At times I can be tempted to wonder what will become of our church. Will things ever be the same? And as the world’s open hostility to the gospel increases, it can feel like we are on the “wrong side of history.”
As I consider the future and the world my children will inherit, my mind turns to Peter’s sermon on the Day of Pentecost in Acts 2. The people were cut to the heart as Peter told them of their guilt in murdering Messiah and they asked, “Brothers, what shall we do?” Peter replied, “Repent and be baptised, every one of you in the name is Jesus Christ for the forgiveness of your sins, and you will receive the Holy Spirit. For the promise is for you and for your children and for all who are far off, everyone whom the Lord our God calls to himself” (Acts 2:38–39).
There are a few very encouraging truths in this answer that restore my hope, and I trust will do the same for you.
First, note that inclusion in the kingdom is simple: “Repent and be baptised.” The cost has been borne by Christ completely. There is no one who cannot afford salvation! It isn’t for the rich, the oppressed, the white, or the intelligent alone. Anyone can repent and be baptised.
Second, notice that the gift of the Holy Spirit always accompanies forgiveness. Through his enabling, those who were once disobedient are now able to become obedient from the heart. This gives me tremendous hope. Our hope does not lie in government, financial aid, education, or healthcare. Our hope is in the gift of the Holy Spirit. With the indwelling Spirit, there can be genuine change and justice in this evil world.

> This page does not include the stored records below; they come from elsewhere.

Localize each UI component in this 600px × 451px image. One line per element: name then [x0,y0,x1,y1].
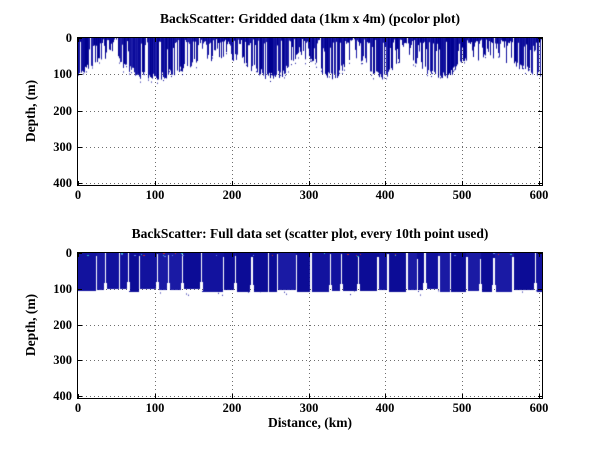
x-tick-mark [232,38,233,42]
plot-gridded-axes [77,37,543,186]
x-tick-label: 500 [452,401,472,415]
x-tick-mark [462,253,463,257]
y-tick-mark [78,38,82,39]
y-tick-label: 300 [53,140,72,154]
y-tick-label: 100 [53,67,72,81]
x-tick-mark [385,38,386,42]
y-tick-mark [78,147,82,148]
x-tick-label: 600 [529,401,549,415]
x-tick-mark [539,38,540,42]
x-tick-mark [462,394,463,398]
plot-scatter-title: BackScatter: Full data set (scatter plot… [131,226,489,241]
x-tick-label: 200 [222,188,242,202]
x-tick-label: 300 [299,401,319,415]
y-tick-mark [538,396,542,397]
scatter-data-canvas [78,253,542,398]
x-tick-mark [232,394,233,398]
y-tick-label: 200 [53,104,72,118]
x-tick-mark [385,181,386,185]
x-tick-mark [309,38,310,42]
y-tick-label: 0 [65,246,72,260]
x-tick-mark [309,394,310,398]
y-tick-mark [78,74,82,75]
y-tick-mark [78,289,82,290]
y-tick-mark [78,396,82,397]
x-tick-mark [78,253,79,257]
x-tick-label: 300 [299,188,319,202]
y-tick-mark [538,253,542,254]
y-tick-mark [538,325,542,326]
x-tick-label: 600 [529,188,549,202]
x-tick-mark [155,394,156,398]
x-tick-mark [385,394,386,398]
y-tick-label: 100 [53,282,72,296]
x-tick-label: 100 [145,401,165,415]
x-tick-label: 100 [145,188,165,202]
y-tick-mark [78,325,82,326]
x-tick-mark [462,181,463,185]
y-tick-mark [78,253,82,254]
x-tick-label: 200 [222,401,242,415]
y-tick-label: 400 [53,389,72,403]
y-tick-mark [538,38,542,39]
y-tick-mark [538,147,542,148]
y-tick-label: 200 [53,318,72,332]
y-tick-mark [78,360,82,361]
x-tick-label: 400 [375,401,395,415]
x-tick-label: 0 [74,401,82,415]
x-tick-mark [155,181,156,185]
pcolor-data-canvas [78,38,542,185]
x-tick-mark [232,181,233,185]
y-tick-mark [538,74,542,75]
y-tick-mark [78,111,82,112]
x-tick-mark [155,253,156,257]
y-tick-mark [538,183,542,184]
x-tick-mark [539,253,540,257]
plot-gridded-title: BackScatter: Gridded data (1km x 4m) (pc… [159,11,461,26]
y-tick-label: 0 [65,31,72,45]
y-tick-label: 300 [53,353,72,367]
y-tick-mark [538,360,542,361]
x-tick-label: 0 [74,188,82,202]
y-tick-mark [538,111,542,112]
y-tick-mark [538,289,542,290]
x-tick-mark [78,38,79,42]
y-tick-mark [78,183,82,184]
plot-scatter-axes [77,252,543,399]
x-tick-label: 500 [452,188,472,202]
x-tick-mark [155,38,156,42]
x-tick-label: 400 [375,188,395,202]
x-tick-mark [232,253,233,257]
x-tick-mark [385,253,386,257]
x-tick-mark [462,38,463,42]
x-tick-mark [309,253,310,257]
y-tick-label: 400 [53,176,72,190]
x-axis-label: Distance, (km) [268,415,352,430]
x-tick-mark [309,181,310,185]
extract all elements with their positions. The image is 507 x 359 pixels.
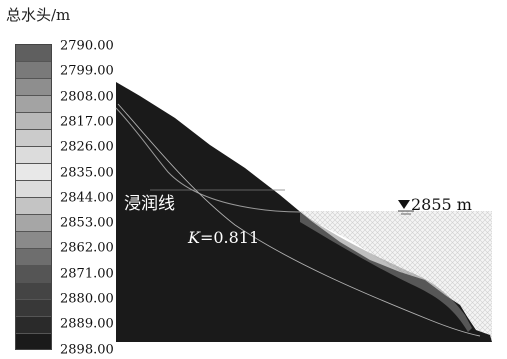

Third, the gospel is not a new idea. It has been promised since the fall and God’s promises never fail! No matter how dark the world may seem, the gospel is a divine promise and nothing will prevent God fulfilling his promises.
Fourth, notice that the promise is “for you [those who hear] and your children and those who are far off.” This means we aren’t struggling against the proverbial odds when we disciple our children. There is great hope for their future, and not only for their future, but even for their present. Peter seems to expect the children to believe as children! There is hope for those who have never heard in far-away lands, and those who have yet to be born in far-away times. Let’s be speaking about, teaching. and living that hope with confidence.
Fifth and finally—and this is where our greatest hope should lie—notice that the promise is for “everyone whom the Lord our God calls to himself.” The work of the gospel is not merely an opportunity that God has left in our hands. The work of salvation belongs to God himself. He does the calling and no one—neither the most aggressive atheist nor the mutilated trans-individual nor the violent Marxist—will resist the beauty of his call. The call is compelling. It is irresistible because He is irresistible. He alone can open blind eyes and confused, darkened minds and he has promised to do so.
So, as you read the news and engage with our crooked, twisted world, do so while looking through the lens of Acts 2:38–39.